C’è una cosa che rende il giovanissimo Kantemir Balagov un regista straordinario, anche se solo al secondo film dopo la folgorante opera prima Tesnota: la capacità di gestire lo spazio dei suoi film, la messinscena che si sviluppa in pochi luoghi e si riflette sui personaggi, sulla loro presenza e la loro storia. In Beanpole (liberamente ispirato al racconto della Svjatlana Aleksievič La guerra non ha un volto di donna) il contesto è diverso rispetto al film precedente, che era ambientato a fine anni Novanta nella terra d’origine del regista, il Cabardino, al termine della prima guerra cecena; siamo ancora nel passato ma in un’epoca più distante e storicizzata: Leningrado, 1945, pochi mesi dopo la fine di uno dei più lunghi assedi della storia moderna, in un ospedale dove si curano i reduci del fronte. Tra le infermiere c’è Iya, ragazza bionda e altissima, una "spilungona" come recita il titolo internazionale (quello originale Dylda indica invece il gambo del granoturco), che tra le corsie accudisce i mutilati e a casa coccola un bimbetto di tre anni. Timida, silenziosa, congedata dall’esercito per uno stress post-traumatico che le provoca improvvisi black-out in cui il respiro e il corpo le si bloccano, Iya è una freak ma il film non la tratta mai come tale, non mette in relazione la sua fisicità eccessiva con lo sguardo degli altri. C’è qualcosa in più, in Beanpole: c’è una storia di relazioni e di scontri, di opposti e di scambi.

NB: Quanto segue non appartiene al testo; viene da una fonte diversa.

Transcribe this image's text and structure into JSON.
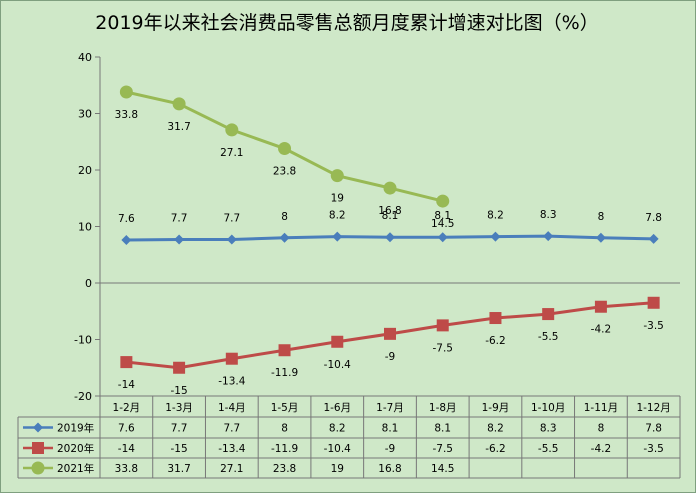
{
  "chart_data": {
    "type": "line",
    "title": "2019年以来社会消费品零售总额月度累计增速对比图（%）",
    "categories": [
      "1-2月",
      "1-3月",
      "1-4月",
      "1-5月",
      "1-6月",
      "1-7月",
      "1-8月",
      "1-9月",
      "1-10月",
      "1-11月",
      "1-12月"
    ],
    "ylim": [
      -20,
      40
    ],
    "yticks": [
      -20,
      -10,
      0,
      10,
      20,
      30,
      40
    ],
    "grid": false,
    "legend": "data-table",
    "series": [
      {
        "name": "2019年",
        "color": "#4a7ebb",
        "marker": "diamond",
        "values": [
          7.6,
          7.7,
          7.7,
          8,
          8.2,
          8.1,
          8.1,
          8.2,
          8.3,
          8,
          7.8
        ],
        "labels": [
          "7.6",
          "7.7",
          "7.7",
          "8",
          "8.2",
          "8.1",
          "8.1",
          "8.2",
          "8.3",
          "8",
          "7.8"
        ]
      },
      {
        "name": "2020年",
        "color": "#be4b48",
        "marker": "square",
        "values": [
          -14,
          -15,
          -13.4,
          -11.9,
          -10.4,
          -9,
          -7.5,
          -6.2,
          -5.5,
          -4.2,
          -3.5
        ],
        "labels": [
          "-14",
          "-15",
          "-13.4",
          "-11.9",
          "-10.4",
          "-9",
          "-7.5",
          "-6.2",
          "-5.5",
          "-4.2",
          "-3.5"
        ]
      },
      {
        "name": "2021年",
        "color": "#98b954",
        "marker": "circle",
        "values": [
          33.8,
          31.7,
          27.1,
          23.8,
          19,
          16.8,
          14.5,
          null,
          null,
          null,
          null
        ],
        "labels": [
          "33.8",
          "31.7",
          "27.1",
          "23.8",
          "19",
          "16.8",
          "14.5",
          "",
          "",
          "",
          ""
        ]
      }
    ]
  }
}
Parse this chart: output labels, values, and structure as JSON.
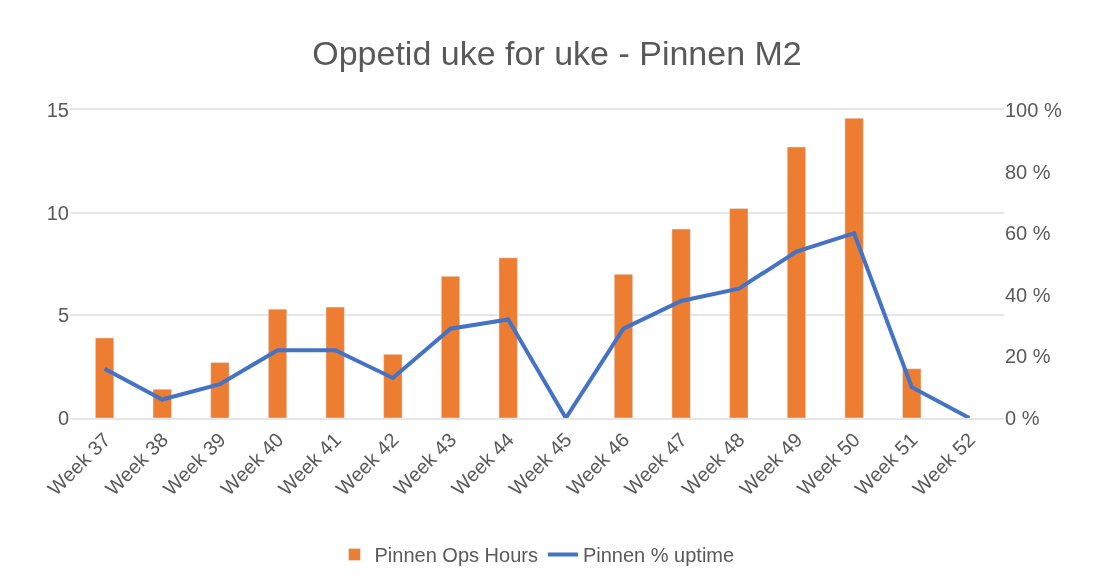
{
  "chart_data": {
    "type": "bar",
    "title": "Oppetid uke for uke - Pinnen M2",
    "categories": [
      "Week 37",
      "Week 38",
      "Week 39",
      "Week 40",
      "Week 41",
      "Week 42",
      "Week 43",
      "Week 44",
      "Week 45",
      "Week 46",
      "Week 47",
      "Week 48",
      "Week 49",
      "Week 50",
      "Week 51",
      "Week 52"
    ],
    "series": [
      {
        "name": "Pinnen Ops Hours",
        "color": "#ed7d31",
        "values": [
          3.9,
          1.4,
          2.7,
          5.3,
          5.4,
          3.1,
          6.9,
          7.8,
          null,
          7.0,
          9.2,
          10.2,
          13.2,
          14.6,
          2.4,
          null
        ]
      },
      {
        "name": "Pinnen % uptime",
        "type": "line",
        "axis": "y2",
        "color": "#4472c4",
        "values": [
          16,
          6,
          11,
          22,
          22,
          13,
          29,
          32,
          0,
          29,
          38,
          42,
          54,
          60,
          10,
          0
        ]
      }
    ],
    "ylim": [
      0,
      15
    ],
    "yticks": [
      0,
      5,
      10,
      15
    ],
    "y2lim": [
      0,
      100
    ],
    "y2ticks": [
      {
        "value": 0,
        "label": "0 %"
      },
      {
        "value": 20,
        "label": "20 %"
      },
      {
        "value": 40,
        "label": "40 %"
      },
      {
        "value": 60,
        "label": "60 %"
      },
      {
        "value": 80,
        "label": "80 %"
      },
      {
        "value": 100,
        "label": "100 %"
      }
    ],
    "grid": "y",
    "legend": "bottom",
    "marker": "none",
    "line_style": "solid"
  }
}
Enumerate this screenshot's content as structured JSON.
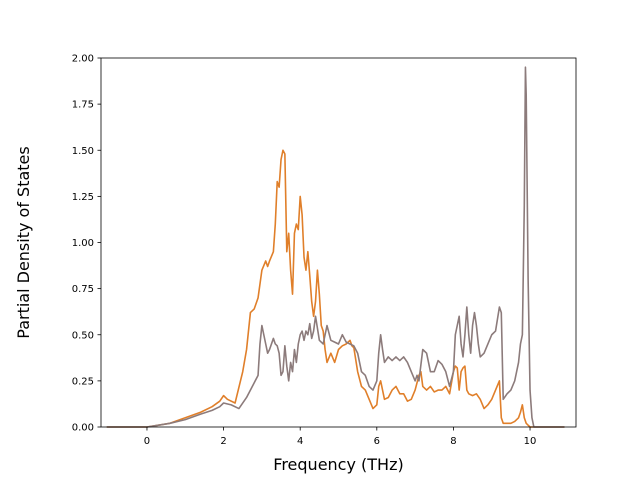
{
  "chart_data": {
    "type": "line",
    "title": "",
    "xlabel": "Frequency (THz)",
    "ylabel": "Partial Density of States",
    "xlim": [
      -1.2,
      11.2
    ],
    "ylim": [
      0,
      2.0
    ],
    "xticks": [
      0,
      2,
      4,
      6,
      8,
      10
    ],
    "xtick_labels": [
      "0",
      "2",
      "4",
      "6",
      "8",
      "10"
    ],
    "yticks": [
      0,
      0.25,
      0.5,
      0.75,
      1.0,
      1.25,
      1.5,
      1.75,
      2.0
    ],
    "ytick_labels": [
      "0.00",
      "0.25",
      "0.50",
      "0.75",
      "1.00",
      "1.25",
      "1.50",
      "1.75",
      "2.00"
    ],
    "grid": false,
    "series": [
      {
        "color": "#e07f2a",
        "x": [
          -1.05,
          0.0,
          0.3,
          0.6,
          1.0,
          1.4,
          1.7,
          1.9,
          2.0,
          2.1,
          2.3,
          2.5,
          2.6,
          2.7,
          2.8,
          2.9,
          3.0,
          3.1,
          3.15,
          3.2,
          3.3,
          3.35,
          3.4,
          3.45,
          3.5,
          3.55,
          3.6,
          3.65,
          3.7,
          3.75,
          3.8,
          3.85,
          3.9,
          3.95,
          4.0,
          4.05,
          4.1,
          4.15,
          4.2,
          4.25,
          4.3,
          4.35,
          4.4,
          4.45,
          4.5,
          4.55,
          4.6,
          4.65,
          4.7,
          4.8,
          4.9,
          5.0,
          5.1,
          5.2,
          5.3,
          5.35,
          5.4,
          5.5,
          5.6,
          5.7,
          5.8,
          5.9,
          6.0,
          6.05,
          6.1,
          6.2,
          6.3,
          6.4,
          6.5,
          6.6,
          6.7,
          6.8,
          6.9,
          7.0,
          7.1,
          7.15,
          7.2,
          7.3,
          7.4,
          7.5,
          7.6,
          7.7,
          7.8,
          7.9,
          8.0,
          8.05,
          8.1,
          8.15,
          8.2,
          8.25,
          8.3,
          8.35,
          8.4,
          8.5,
          8.6,
          8.7,
          8.8,
          8.9,
          9.0,
          9.1,
          9.2,
          9.25,
          9.3,
          9.4,
          9.5,
          9.6,
          9.7,
          9.75,
          9.8,
          9.85,
          9.9,
          9.95,
          10.0,
          10.5,
          10.9
        ],
        "y": [
          0.0,
          0.0,
          0.01,
          0.02,
          0.05,
          0.08,
          0.11,
          0.14,
          0.17,
          0.15,
          0.13,
          0.3,
          0.42,
          0.62,
          0.64,
          0.7,
          0.85,
          0.9,
          0.87,
          0.9,
          0.95,
          1.1,
          1.33,
          1.3,
          1.45,
          1.5,
          1.48,
          0.95,
          1.05,
          0.85,
          0.72,
          1.05,
          1.1,
          1.07,
          1.25,
          1.15,
          0.92,
          0.85,
          0.95,
          0.82,
          0.68,
          0.6,
          0.68,
          0.85,
          0.72,
          0.55,
          0.52,
          0.42,
          0.35,
          0.4,
          0.35,
          0.42,
          0.44,
          0.45,
          0.47,
          0.44,
          0.43,
          0.3,
          0.22,
          0.2,
          0.15,
          0.1,
          0.12,
          0.22,
          0.25,
          0.15,
          0.16,
          0.2,
          0.22,
          0.18,
          0.18,
          0.14,
          0.15,
          0.2,
          0.28,
          0.3,
          0.22,
          0.2,
          0.22,
          0.19,
          0.2,
          0.2,
          0.22,
          0.18,
          0.3,
          0.33,
          0.32,
          0.2,
          0.3,
          0.32,
          0.33,
          0.2,
          0.18,
          0.17,
          0.18,
          0.15,
          0.1,
          0.12,
          0.15,
          0.2,
          0.25,
          0.05,
          0.02,
          0.02,
          0.02,
          0.03,
          0.05,
          0.08,
          0.12,
          0.05,
          0.02,
          0.01,
          0.0,
          0.0,
          0.0
        ]
      },
      {
        "color": "#8c7b7b",
        "x": [
          -1.05,
          0.0,
          0.3,
          0.6,
          1.0,
          1.4,
          1.7,
          1.9,
          2.0,
          2.2,
          2.4,
          2.6,
          2.8,
          2.9,
          2.95,
          3.0,
          3.05,
          3.1,
          3.15,
          3.2,
          3.3,
          3.35,
          3.4,
          3.45,
          3.5,
          3.55,
          3.6,
          3.65,
          3.7,
          3.75,
          3.8,
          3.85,
          3.9,
          3.95,
          4.0,
          4.05,
          4.1,
          4.15,
          4.2,
          4.25,
          4.3,
          4.35,
          4.4,
          4.5,
          4.6,
          4.7,
          4.8,
          4.9,
          5.0,
          5.1,
          5.2,
          5.3,
          5.4,
          5.5,
          5.6,
          5.7,
          5.8,
          5.9,
          6.0,
          6.05,
          6.1,
          6.15,
          6.2,
          6.3,
          6.4,
          6.5,
          6.6,
          6.7,
          6.8,
          6.9,
          7.0,
          7.05,
          7.1,
          7.2,
          7.3,
          7.4,
          7.5,
          7.6,
          7.7,
          7.8,
          7.9,
          8.0,
          8.05,
          8.1,
          8.15,
          8.2,
          8.25,
          8.3,
          8.35,
          8.4,
          8.45,
          8.5,
          8.55,
          8.6,
          8.65,
          8.7,
          8.8,
          8.9,
          9.0,
          9.1,
          9.2,
          9.25,
          9.3,
          9.4,
          9.5,
          9.6,
          9.7,
          9.75,
          9.8,
          9.85,
          9.88,
          9.9,
          9.95,
          10.0,
          10.05,
          10.1,
          10.5,
          10.9
        ],
        "y": [
          0.0,
          0.0,
          0.01,
          0.02,
          0.04,
          0.07,
          0.09,
          0.11,
          0.13,
          0.12,
          0.1,
          0.16,
          0.24,
          0.28,
          0.45,
          0.55,
          0.5,
          0.45,
          0.4,
          0.42,
          0.48,
          0.45,
          0.44,
          0.4,
          0.28,
          0.3,
          0.44,
          0.33,
          0.25,
          0.35,
          0.3,
          0.42,
          0.35,
          0.45,
          0.5,
          0.52,
          0.47,
          0.52,
          0.5,
          0.56,
          0.48,
          0.52,
          0.6,
          0.47,
          0.45,
          0.55,
          0.47,
          0.46,
          0.45,
          0.5,
          0.46,
          0.45,
          0.44,
          0.4,
          0.3,
          0.28,
          0.22,
          0.2,
          0.25,
          0.4,
          0.5,
          0.42,
          0.35,
          0.38,
          0.36,
          0.38,
          0.36,
          0.38,
          0.35,
          0.3,
          0.25,
          0.28,
          0.25,
          0.42,
          0.4,
          0.3,
          0.3,
          0.36,
          0.34,
          0.3,
          0.22,
          0.3,
          0.5,
          0.55,
          0.6,
          0.45,
          0.38,
          0.5,
          0.65,
          0.5,
          0.4,
          0.55,
          0.62,
          0.55,
          0.45,
          0.38,
          0.4,
          0.45,
          0.5,
          0.52,
          0.65,
          0.62,
          0.15,
          0.18,
          0.2,
          0.25,
          0.35,
          0.45,
          0.5,
          1.2,
          1.95,
          1.8,
          0.8,
          0.2,
          0.05,
          0.0,
          0.0,
          0.0
        ]
      }
    ]
  }
}
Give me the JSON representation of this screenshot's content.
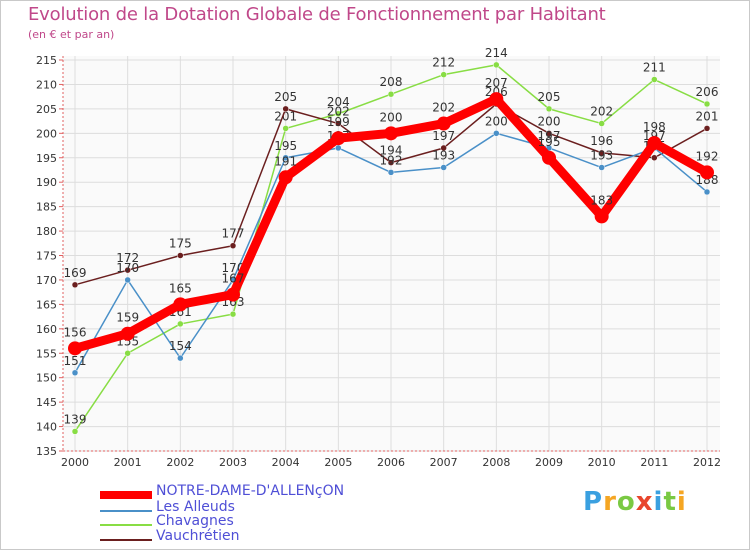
{
  "title": "Evolution de la Dotation Globale de Fonctionnement par Habitant",
  "subtitle": "(en € et par an)",
  "logo": "Proxiti",
  "chart_data": {
    "type": "line",
    "x": [
      "2000",
      "2001",
      "2002",
      "2003",
      "2004",
      "2005",
      "2006",
      "2007",
      "2008",
      "2009",
      "2010",
      "2011",
      "2012"
    ],
    "ylim": [
      135,
      215
    ],
    "yticks": [
      135,
      140,
      145,
      150,
      155,
      160,
      165,
      170,
      175,
      180,
      185,
      190,
      195,
      200,
      205,
      210,
      215
    ],
    "grid": true,
    "series": [
      {
        "name": "NOTRE-DAME-D'ALLENçON",
        "color": "#ff0000",
        "values": [
          156,
          159,
          165,
          167,
          191,
          199,
          200,
          202,
          207,
          195,
          183,
          198,
          192
        ]
      },
      {
        "name": "Les Alleuds",
        "color": "#4a90c8",
        "values": [
          151,
          170,
          154,
          170,
          195,
          197,
          192,
          193,
          200,
          197,
          193,
          197,
          188
        ]
      },
      {
        "name": "Chavagnes",
        "color": "#88dd44",
        "values": [
          139,
          155,
          161,
          163,
          201,
          204,
          208,
          212,
          214,
          205,
          202,
          211,
          206
        ]
      },
      {
        "name": "Vauchrétien",
        "color": "#6b1f1f",
        "values": [
          169,
          172,
          175,
          177,
          205,
          202,
          194,
          197,
          206,
          200,
          196,
          195,
          201
        ]
      }
    ]
  }
}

Iya ha un’amica, Masha, piccolina e scura di capelli, che le ha lasciato il figlio durante la guerra ed è tornata dal fronte per incontrarlo. Il bambino però non c’è più, vittima di un terribile incidente… La vita, la morte, la rieducazione, la sopravvivenza, il risveglio, ancora una volta in un’atmosfera di sospensione dopo una guerra: in Beanpole i resti dell’assedio sono visibili sui corpi dei personaggi, sono segni, macchie sulla pelle, vernice alle pareti, carta da parti, vestiti colorati, rosso e verde, rosso su verde, rosso contro verde… Forme e idee sono trasportate su un piano materiale e puramente visivo, sono vita che si fa cinema.
Il film si svolge in pochi spazi: l’ospedale, l’appartamento in condivisione dove Iya e Masha occupano una stanza, i tram che portano le due donne al lavoro, un vicolo scuro, a un certo punto una villa neoclassica bianca che pare uscita da un sogno… Le esigenze produttive di ricostruzione storica mininale sono trasformate in risorsa drammatica, in una forma compatta che ricorrendo quasi unicamente a primi piani e totali riverbera la relazione d’attrazione e repulsione delle due protagoniste, unite, incastrate e divise come in un film di Bergman, come in Persona. La condizione di donne sopravvissute, condannate come l'intero popolo sovietico a ripartire da zero, in un mondo dove la vita e la morte hanno assunto un valore numerico, oltre ogni morale, fa di Iya un angelo dal corpo possente eppure vuoto, quasi asessuata, una forza naturalmente, inconsapevolmente devastante, dispensatrice di morte e di speranza, e di Masha il suo contraltare: vitale, dagli occhi carichi di desiderio, vuota anche lei ma perché svuotata dalla guerra... Tra loro in realtà non c’è vera opposizione, ma conflitto, una perenne tensione che trasuda dai loro contatti fisici, dai loro sguardi reciproci, dai colori complementari dei loro vestiti, dalle scene che le vedono sole e dal montaggio che le mette comunque in relazione.
Beanpole è il racconto di due donne in un momento incerto dell’Urss, una cuspide tra l’annientamento e la rinascita, in cui a combattere non sono forze storiche ma universali, reazioni fisiche, esigenze emotive, istinti vitali, desideri di morte e di rinascita. Con le sue immagini calibratissime e coreografate, e al tempo stesso sempre minacciate dal fuoricampo (ed è questa forse l’eredità più autentica del cinema di Sokurov, maestro di Balagov), il film ha una forza impareggiabile e irresistibile: quella di trasmettere la Storia come «attrito del tempo» (Martin Amis). La devastazione e la redenzione si incarnano nei corpi e nei volti di donna delle due protagoniste, che sono illuse e vuote come la guerra non è mai stata e come solo il futuro sa essere.